The absence of the Djokovic match caused No. 10 seed Gael Monfils vs. Jan Satral to be moved from Court 17 to Arthur Ashe Stadium, and No. 7 Maric Cilic vs. Sergiy Stakhovsky from Court 5 to Court 17. Both Monfils and Cilic won in straight sets.
This year’s Open already was missing familiar headliners Roger Federer (rehabbing a surgically repaired knee), Maria Sharapova (serving a doping suspension), Victoria Azarenka (pregnancy) and Flavia Pennetta (just retired) — all major tournament champions.
So, naturally, there has been something of a spectator-letdown factor, with which Vesely certainly can identify.
“I’m very disappointed right now,” said Vesely, at 23 ranked 49th in the world and enjoying his best year on the pro circuit. “I was looking forward to that match. It’s big for me, or every young player, exciting to play on a big court, the biggest court in our tour and playing against Novak, the No. 1 player in the world.”
Vesely had played in Arthur Ashe Stadium once — a first-round, straight-sets loss to Stan Wawrinka.
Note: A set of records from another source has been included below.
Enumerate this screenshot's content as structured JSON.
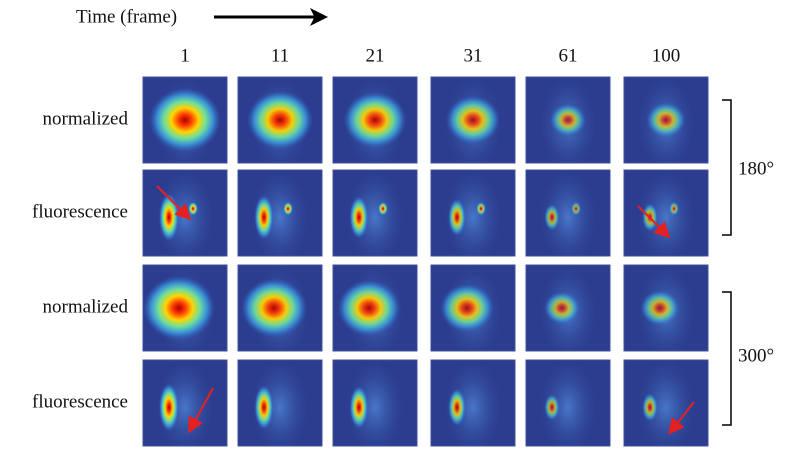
{
  "header": {
    "title": "Time (frame)"
  },
  "columns": [
    "1",
    "11",
    "21",
    "31",
    "61",
    "100"
  ],
  "rows": [
    {
      "label": "normalized"
    },
    {
      "label": "fluorescence"
    },
    {
      "label": "normalized"
    },
    {
      "label": "fluorescence"
    }
  ],
  "groups": [
    {
      "label": "180°"
    },
    {
      "label": "300°"
    }
  ]
}
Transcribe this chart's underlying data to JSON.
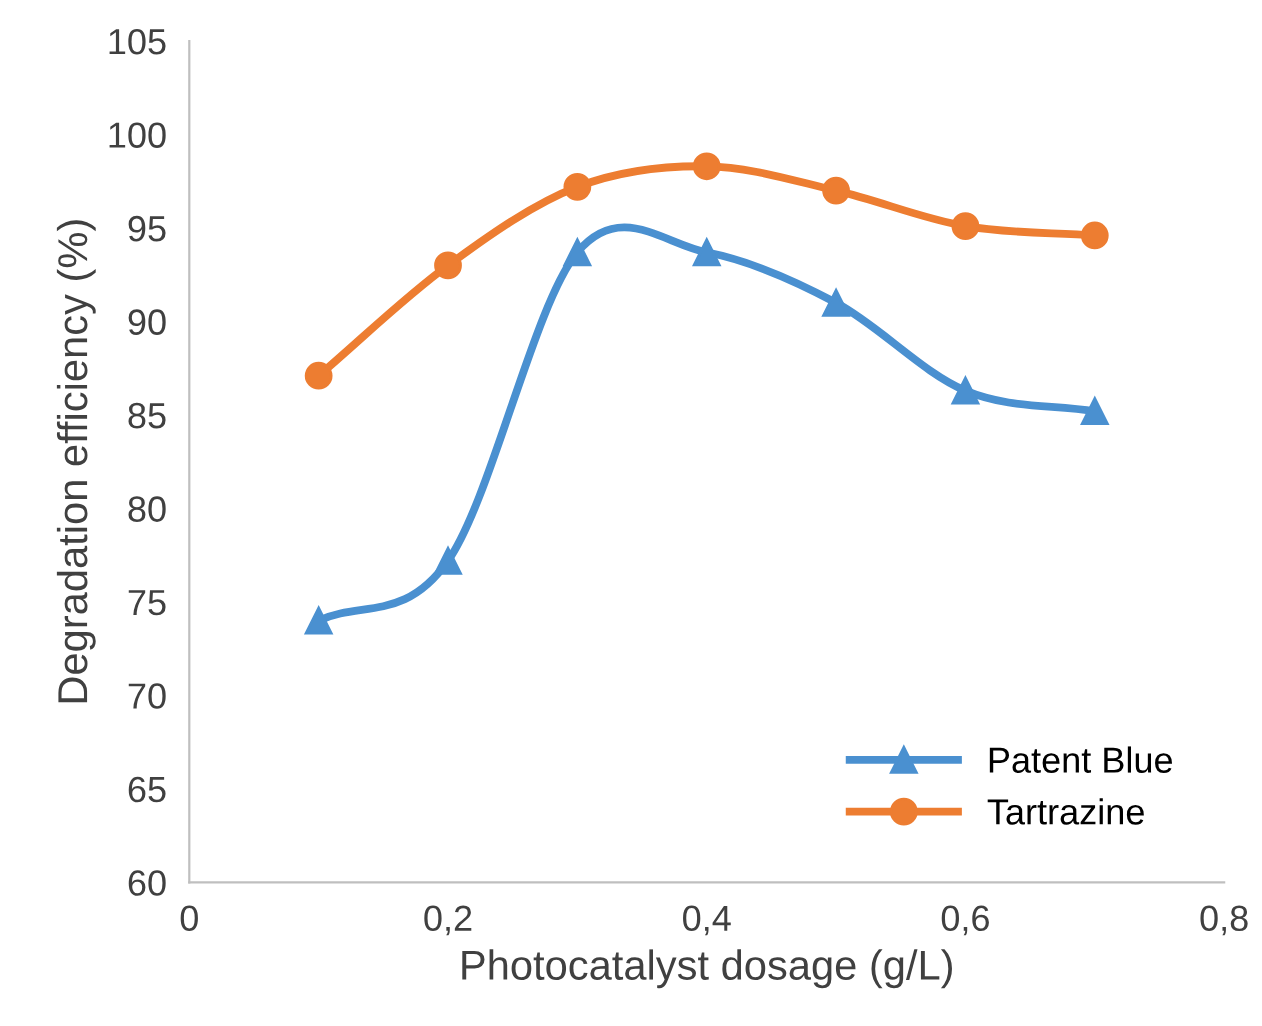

But that was in 2014, when Vesely was the reigning Australian Open champ and Vesely was a 21-year-old who not yet had broken into the top 70 rankings.
Just five months ago, Vesely defeated Djokovic in Monte Carlo, and in June he advanced to the fourth round at Wimbledon, his deepest run in a Grand Slam event, clearly boosting his expectations for Flushing Meadows.
But a week ago, at the Open tune-up tournament in Winston-Salem, Vesely developed the inflammation in his left forearm — he is lefthanded — forcing him to withdraw in the midst of his quarterfinal match there. “The muscles started to pinch the nerve, so obviously I didn’t feel much control in my hand,” he said.
He didn’t practice for four days, then aggravated the injury during his first-round Open match Monday while rebounding from a two-set deficit for a five-set victory over Indian qualifier Saketch Myneni. He was unable to practice on Tuesday and realized early Wednesday that “it’s really not good for me to play” against Djokovic.
So, the marquee production had to be skipped and, in the end, Vesely wasn’t the only loser.